Casey Affleck y Jessica Alba comparten cartel en la versión de The Killer Inside me que en 2010 dirigió Michael Winterbottom y que en España se tituló El demonio bajo la piel.
Hasta ese momento, yo no había leído nada de Jim Thompson, solo tenía referencias bibliográficas; pero el golpe fue tal que, aquel mismo día, diseñé el argumento de mi segunda novela —Festín de tiburones—, empujado por el convencimiento de que, si la serie negra había parido una obra maestra de semejante calibre, valía la pena seguir escribiendo literatura policíaca.
Aunque mi temática no tenía demasiada relación con el universo de Jim Thompson, desde aquel día de agosto iba a ser para mí un orgullo como escritor principiante pertenecer a su familia literaria y estar incluido en una colección como Cosecha roja, de Ediciones B, junto a dos de sus mejores novelas —la autobiográfica Texas y el thriller antiderechista Libertad condicional—, escritas antes de que yo naciera.
Cubierta americana de El asesino dentro de mi.
Leer a Thompson me empujó a la creación literaria con más fuerza incluso que cuando leí al Dostoievski de Crimen y castigo. Y pronto descubrí que aquella no era una comparación casual debida a la precipitación de mi entusiasmo juvenil. No en vano, Jim Thompson había recibido del estudioso Geoffrey O'Brien el calificativo del «Dostoievski de las novelas de diez centavos», porque, como argumenta O'Brien, Thompson «no dramatiza la lucha entre el bien y el mal, la vive, y el autor la vive con él y a través de él. Nos encontramos más cerca de una mentalidad como la de Dostoievki: la obligación de exponer úlceras morales, de reconocer los impulsos del mal, de buscar alguna clase de redención. Pero, mientras Dostoievski podía encontrar reposo en una imagen ortodoxa, aunque fuera un autoengaño, Jim Thompson permanece en el limbo. No hay salvación. Lo que prevalece en sus trabajos es esa incesante pregunta, esa intensidad moral incapaz de entregarse a una respuesta sencilla. Nos encontramos siempre en el límite».
Tras la última página, el sheriff Lou Ford me había dejado sobre un abismo, sin red y en la cuerda floja, donde sigo balanceándome tras aquel encuentro veraniego de 1989. Desde entonces, he devorado todos los Thompson que han caído en mis manos. Con emoción. Sobre todo las obras menores, algunas escritas con rapidez y publicadas siempre como libros populares.

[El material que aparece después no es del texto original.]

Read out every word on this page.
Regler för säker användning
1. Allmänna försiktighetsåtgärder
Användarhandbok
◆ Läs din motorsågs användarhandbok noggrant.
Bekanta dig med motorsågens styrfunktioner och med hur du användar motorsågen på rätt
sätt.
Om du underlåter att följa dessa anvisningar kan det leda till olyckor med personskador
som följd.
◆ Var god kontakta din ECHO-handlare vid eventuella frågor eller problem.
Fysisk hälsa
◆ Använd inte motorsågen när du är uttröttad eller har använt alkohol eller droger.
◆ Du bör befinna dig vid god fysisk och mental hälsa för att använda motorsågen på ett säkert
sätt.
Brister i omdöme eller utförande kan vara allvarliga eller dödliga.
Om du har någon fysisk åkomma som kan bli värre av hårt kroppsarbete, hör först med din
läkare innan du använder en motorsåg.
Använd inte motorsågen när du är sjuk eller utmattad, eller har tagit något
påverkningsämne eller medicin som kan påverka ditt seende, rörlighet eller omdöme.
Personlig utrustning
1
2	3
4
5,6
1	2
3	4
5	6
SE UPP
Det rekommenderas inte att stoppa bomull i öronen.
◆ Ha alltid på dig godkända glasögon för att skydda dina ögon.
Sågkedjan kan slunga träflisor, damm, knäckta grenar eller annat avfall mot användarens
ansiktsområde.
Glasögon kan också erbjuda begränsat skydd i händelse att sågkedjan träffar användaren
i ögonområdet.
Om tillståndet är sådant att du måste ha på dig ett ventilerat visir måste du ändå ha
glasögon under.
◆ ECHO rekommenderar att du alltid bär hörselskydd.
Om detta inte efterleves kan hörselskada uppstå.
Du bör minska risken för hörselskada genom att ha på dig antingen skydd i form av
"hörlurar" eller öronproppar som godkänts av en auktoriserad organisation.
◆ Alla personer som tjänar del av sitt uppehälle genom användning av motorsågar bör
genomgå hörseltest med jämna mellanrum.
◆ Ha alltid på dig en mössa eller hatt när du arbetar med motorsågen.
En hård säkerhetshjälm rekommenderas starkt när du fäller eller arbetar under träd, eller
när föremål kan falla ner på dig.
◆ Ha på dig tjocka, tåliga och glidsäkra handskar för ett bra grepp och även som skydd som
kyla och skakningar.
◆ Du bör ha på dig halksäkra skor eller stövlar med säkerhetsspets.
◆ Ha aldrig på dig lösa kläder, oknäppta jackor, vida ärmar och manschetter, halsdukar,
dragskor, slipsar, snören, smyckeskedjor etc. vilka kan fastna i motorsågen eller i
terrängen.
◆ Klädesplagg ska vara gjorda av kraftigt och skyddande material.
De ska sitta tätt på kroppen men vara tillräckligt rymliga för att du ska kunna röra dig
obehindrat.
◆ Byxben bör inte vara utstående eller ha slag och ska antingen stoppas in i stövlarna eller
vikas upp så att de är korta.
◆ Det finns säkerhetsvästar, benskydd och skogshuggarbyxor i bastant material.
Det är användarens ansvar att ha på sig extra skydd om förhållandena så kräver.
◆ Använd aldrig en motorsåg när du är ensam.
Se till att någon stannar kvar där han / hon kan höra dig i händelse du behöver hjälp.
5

Dejó veintinueve novelas (y una póstuma) que prácticamente pasaron inadvertidas al ser editadas. El maldito silencio. Tuvieron que ser los expertos franceses de la Série Noire de Gallimard quienes le colocaron entre los grandes novelistas: el lugar que le corresponde a un narrador capaz de construir sus historias con la potencia descompensada de un técnico en electroshocks.
Pero ¿alguien conoció realmente a James Myers Thompson? Ni siquiera la mujer que compartió cuarenta años de su vida supo realmente quién era. «No puedo explicarme por qué la obra de Jim es tan pesimista y desesperada —declaró su viuda Alberta a la revista francesa Polar, en 1980—. Jim era precisamente lo contrario».
Alberta jamás sospechó la vida interior de su marido, a quien había conocido en una cita a ciegas en 1930, cuando Jim, a los veinticinco años, creía que su primera novia, Lucile Boomer, era la única mujer ante la que podía mostrarse tal como era. Pero Lucile le abandonó para casarse con un dentista.
¿Cómo se forja un espíritu tan turbulento bajo una apariencia tan afable? ¿Qué guerra sin cuartel se desataba encarnizadamente en el cerebro de aquel hombre? A pesar de sus fracasos personales y las explicaciones freudianas al uso, como ocurre con los grandes creadores, quizás nadie consiga nunca acercarse a los recodos del alma tortuosa de Jim Thompson.